Israeli bill strengthens East Jerusalem occupation
Israeli legislators have approved a bill that makes it more difficult to divide Jerusalem. The bill passed early last month stipulates that two-thirds support is needed in the Israeli parliament, the Knesset, before Israel can relinquish control over any portion of the holy city to a foreign entity, according to local media. The bill is widely seen as intended to make it more difficult to give up part of Jerusalem to the Palestinian Authority, which wants the city’s eastern half to be the capital of an independent Palestinian state.
Donald Trump issues legal threat to Steve Bannon after book revelations
Donald Trump’s lawyers threatened legal action against his former right-hand man Steve Bannon, marking a fresh escalation after a day of turmoil that left the White House reeling. A cease and desist letter accuses Bannon of violating a non-disclosure agreement by speaking about his time on Trump’s election campaign to Michael Wolff, whose new book has caused shockwaves in Washington. Trump’s hopes of turning the page on a chaotic 2017 were dashed by extracts from Fire and Fury: Inside the Trump White House by Wolff, first made public by the Guardian. It triggered an ugly and unprecedented war of words between Trump and Bannon.

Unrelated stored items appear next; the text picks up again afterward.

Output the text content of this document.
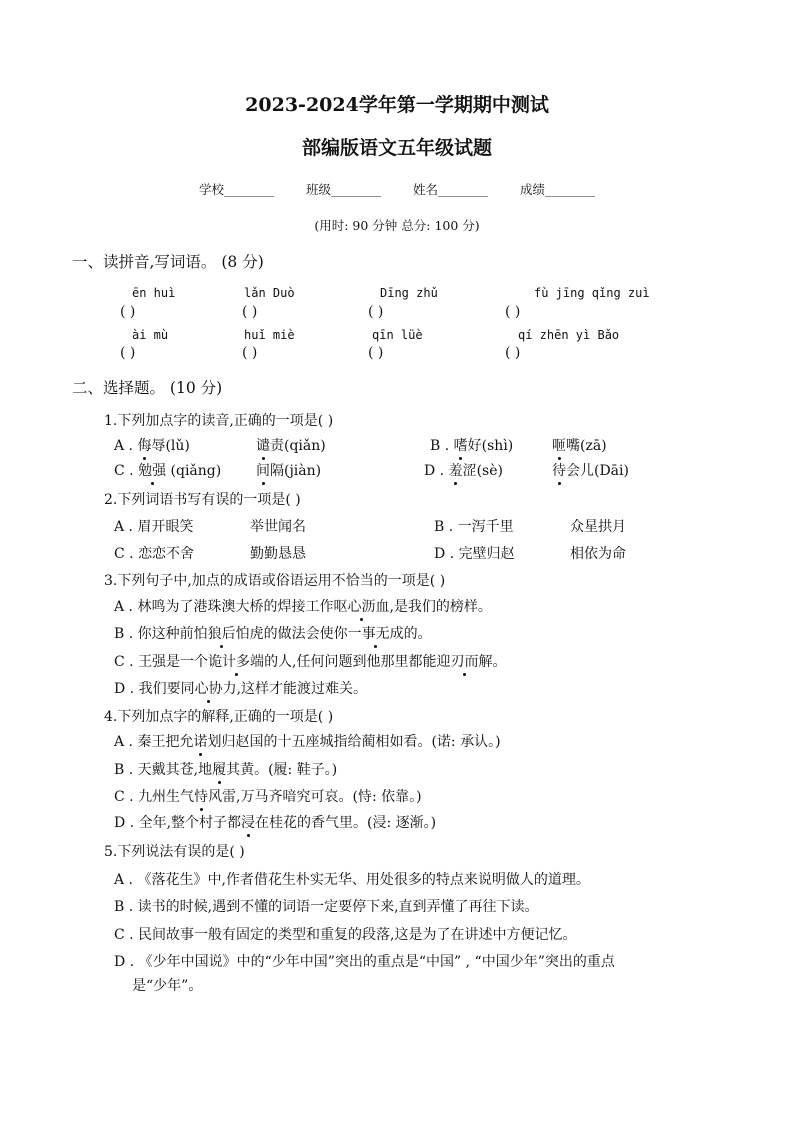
2023-2024学年第一学期期中测试
部编版语文五年级试题
学校________	班级________	姓名________	成绩________
(用时: 90 分钟 总分: 100 分)
一、读拼音,写词语。 (8 分)
ēn huì	lǎn Duò	Dīng zhǔ	fù jīng qǐng zuì
( )	( )	( )	( )
ài mù	huǐ miè	qīn lüè	qí zhēn yì Bǎo
( )	( )	( )	( )
二、选择题。 (10 分)
1.下列加点字的读音,正确的一项是( )
A . 侮辱(lǔ)	谴责(qiǎn)	B . 嗜好(shì)	咂嘴(zā)
C . 勉强 (qiǎng) 间隔(jiàn)	D . 羞涩(sè)	待会儿(Dāi)
2.下列词语书写有误的一项是( )
A . 眉开眼笑	举世闻名	B . 一泻千里	众星拱月
C . 恋恋不舍	勤勤恳恳	D . 完壁归赵	相依为命
3.下列句子中,加点的成语或俗语运用不恰当的一项是( )
A . 林鸣为了港珠澳大桥的焊接工作呕心沥血,是我们的榜样。
B . 你这种前怕狼后怕虎的做法会使你一事无成的。
C . 王强是一个诡计多端的人,任何问题到他那里都能迎刃而解。
D . 我们要同心协力,这样才能渡过难关。
4.下列加点字的解释,正确的一项是( )
A . 秦王把允诺划归赵国的十五座城指给蔺相如看。(诺: 承认。)
B . 天戴其苍,地履其黄。(履: 鞋子。)
C . 九州生气恃风雷,万马齐喑究可哀。(恃: 依靠。)
D . 全年,整个村子都浸在桂花的香气里。(浸: 逐渐。)
5.下列说法有误的是( )
A . 《落花生》中,作者借花生朴实无华、用处很多的特点来说明做人的道理。
B . 读书的时候,遇到不懂的词语一定要停下来,直到弄懂了再往下读。
C . 民间故事一般有固定的类型和重复的段落,这是为了在讲述中方便记忆。
D . 《少年中国说》中的“少年中国”突出的重点是“中国” , “中国少年”突出的重点
是“少年”。
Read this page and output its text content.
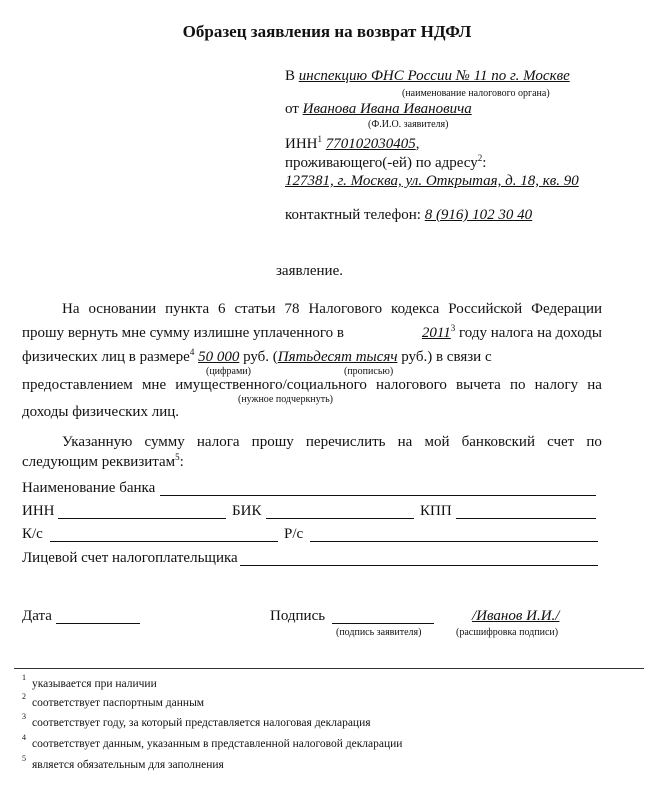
Образец заявления на возврат НДФЛ
В инспекцию ФНС России № 11 по г. Москве
(наименование налогового органа)
от Иванова Ивана Ивановича
(Ф.И.О. заявителя)
ИНН$^1$ 770102030405,
проживающего(-ей) по адресу$^2$:
127381, г. Москва, ул. Открытая, д. 18, кв. 90
контактный телефон: 8 (916) 102 30 40
заявление.
На основании пункта 6 статьи 78 Налогового кодекса Российской Федерации
прошу вернуть мне сумму излишне уплаченного в	2011$^3$ году налога на доходы
физических лиц в размере$^4$ 50 000 руб. (Пятьдесят тысяч руб.) в связи с
(цифрами)	(прописью)
предоставлением мне имущественного/социального налогового вычета по налогу на
(нужное подчеркнуть)
доходы физических лиц.
Указанную сумму налога прошу перечислить на мой банковский счет по
следующим реквизитам$^5$:
Наименование банка
ИНН	БИК	КПП
К/с	Р/с
Лицевой счет налогоплательщика
Дата	Подпись
(подпись заявителя)
/Иванов И.И./
(расшифровка подписи)
1
указывается при наличии
2
соответствует паспортным данным
3
соответствует году, за который представляется налоговая декларация
4
соответствует данным, указанным в представленной налоговой декларации
5
является обязательным для заполнения
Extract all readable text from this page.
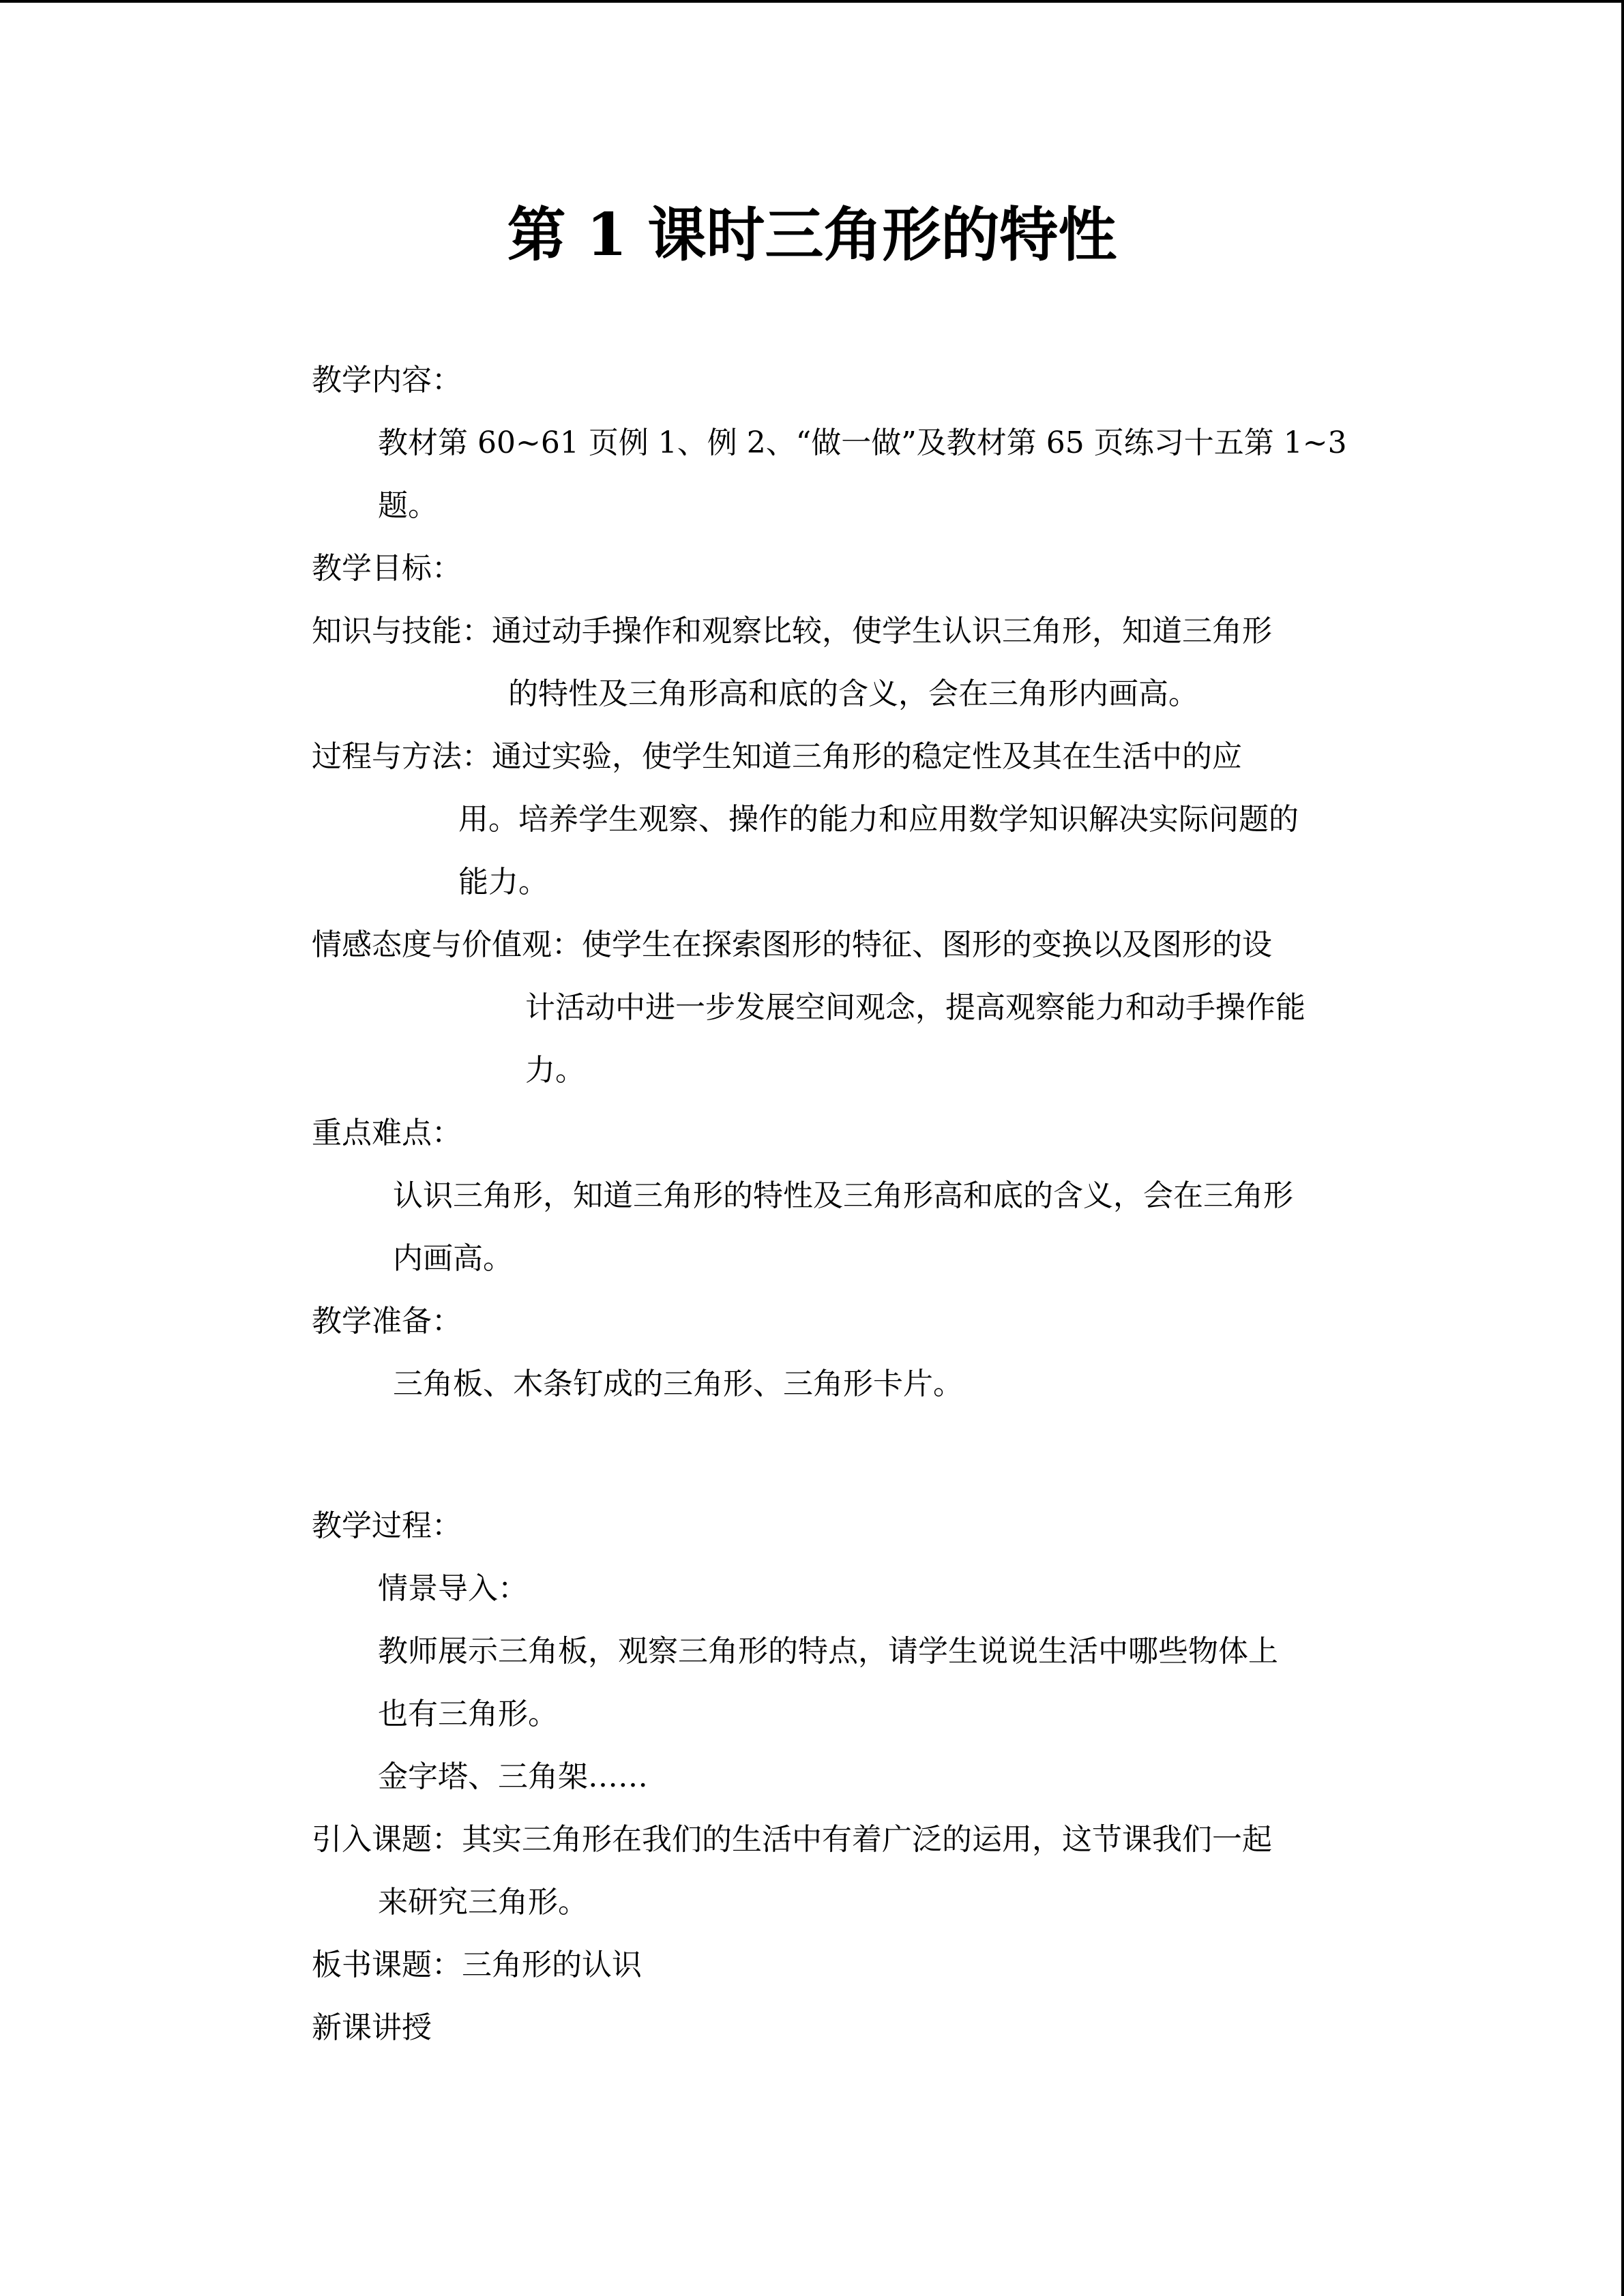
第 1 课时三角形的特性
教学内容：
教材第 60~61 页例 1、例 2、“做一做”及教材第 65 页练习十五第 1~3
题。
教学目标：
知识与技能：通过动手操作和观察比较，使学生认识三角形，知道三角形
的特性及三角形高和底的含义，会在三角形内画高。
过程与方法：通过实验，使学生知道三角形的稳定性及其在生活中的应
用。培养学生观察、操作的能力和应用数学知识解决实际问题的
能力。
情感态度与价值观：使学生在探索图形的特征、图形的变换以及图形的设
计活动中进一步发展空间观念，提高观察能力和动手操作能
力。
重点难点：
认识三角形，知道三角形的特性及三角形高和底的含义，会在三角形
内画高。
教学准备：
三角板、木条钉成的三角形、三角形卡片。
教学过程：
情景导入：
教师展示三角板，观察三角形的特点，请学生说说生活中哪些物体上
也有三角形。
金字塔、三角架……
引入课题：其实三角形在我们的生活中有着广泛的运用，这节课我们一起
来研究三角形。
板书课题：三角形的认识
新课讲授
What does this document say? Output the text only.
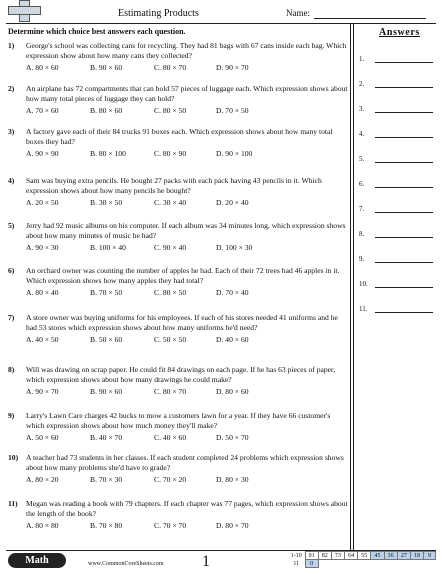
Estimating Products	Name:
Determine which choice best answers each question.
1) George's school was collecting cans for recycling. They had 81 bags with 67 cans inside each bag. Which expression show about how many cans they collected?
A. 80 × 60	B. 90 × 60	C. 80 × 70	D. 90 × 70
2) An airplane has 72 compartments that can hold 57 pieces of luggage each. Which expression shows about how many total pieces of luggage they can hold?
A. 70 × 60	B. 80 × 60	C. 80 × 50	D. 70 × 50
3) A factory gave each of their 84 trucks 91 boxes each. Which expression shows about how many total boxes they had?
A. 90 × 90	B. 80 × 100	C. 80 × 90	D. 90 × 100
4) Sam was buying extra pencils. He bought 27 packs with each pack having 43 pencils in it. Which expression shows about how many pencils he bought?
A. 20 × 50	B. 30 × 50	C. 30 × 40	D. 20 × 40
5) Jerry had 92 music albums on his computer. If each album was 34 minutes long, which expression shows about how many minutes of music he had?
A. 90 × 30	B. 100 × 40	C. 90 × 40	D. 100 × 30
6) An orchard owner was counting the number of apples he had. Each of their 72 trees had 46 apples in it. Which expression shows how many apples they had total?
A. 80 × 40	B. 70 × 50	C. 80 × 50	D. 70 × 40
7) A store owner was buying uniforms for his employees. If each of his stores needed 41 uniforms and he had 53 stores which expression shows about how many uniforms he'd need?
A. 40 × 50	B. 50 × 60	C. 50 × 50	D. 40 × 60
8) Will was drawing on scrap paper. He could fit 84 drawings on each page. If he has 63 pieces of paper, which expression shows about how many drawings he could make?
A. 90 × 70	B. 90 × 60	C. 80 × 70	D. 80 × 60
9) Larry's Lawn Care charges 42 bucks to mow a customers lawn for a year. If they have 66 customer's which expression shows about how much money they'll make?
A. 50 × 60	B. 40 × 70	C. 40 × 60	D. 50 × 70
10) A teacher had 73 students in her classes. If each student completed 24 problems which expression shows about how many problems she'd have to grade?
A. 80 × 20	B. 70 × 30	C. 70 × 20	D. 80 × 30
11) Megan was reading a book with 79 chapters. If each chapter was 77 pages, which expression shows about the length of the book?
A. 80 × 80	B. 70 × 80	C. 70 × 70	D. 80 × 70
Answers
1.
2.
3.
4.
5.
6.
7.
8.
9.
10.
11.
Math	www.CommonCoreSheets.com 1	1-10	91	82	73	64	55	45	36	27	18	9
11	0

EU drafting law to restrain Chinese takeovers
A draft EU law to restrain Chinese acquisitions of European firms and technologies is progressing, according to a deputy German minister. Matthias Machnig has said the initiative has found support in European capitals. Matthias Machnig, deputy secretary in Germany’s Economics Ministry, said that EU nations urgently needed a “legislative tool” to examine strategic takeovers and stake-holding by foreign states and, if necessary, powers to intervene. Germany, together with France and Italy, had launched the legislative initiative, which also had European Commission approval and is now subject to consultations within the EU Council of Ministers and the European Parliament, Machnig said.
With Roman law doctrine, India moves to stub out tobacco industry rights
The Indian government is pushing the Supreme Court to apply a rarely used doctrine that would strip the USD 11B tobacco industry’s legal right to trade, an effort aimed at deterring tobacco companies from challenging tough new regulations. New Delhi has for the first time asked the top court to classify tobacco as “res extra commercium”, a Latin phrase meaning “outside commerce,”. If applied, the doctrine – which harkens back to Roman law – would have far reaching implications: in denying an industry’s legal standing to trade, it gives authorities more leeway to impose restrictions.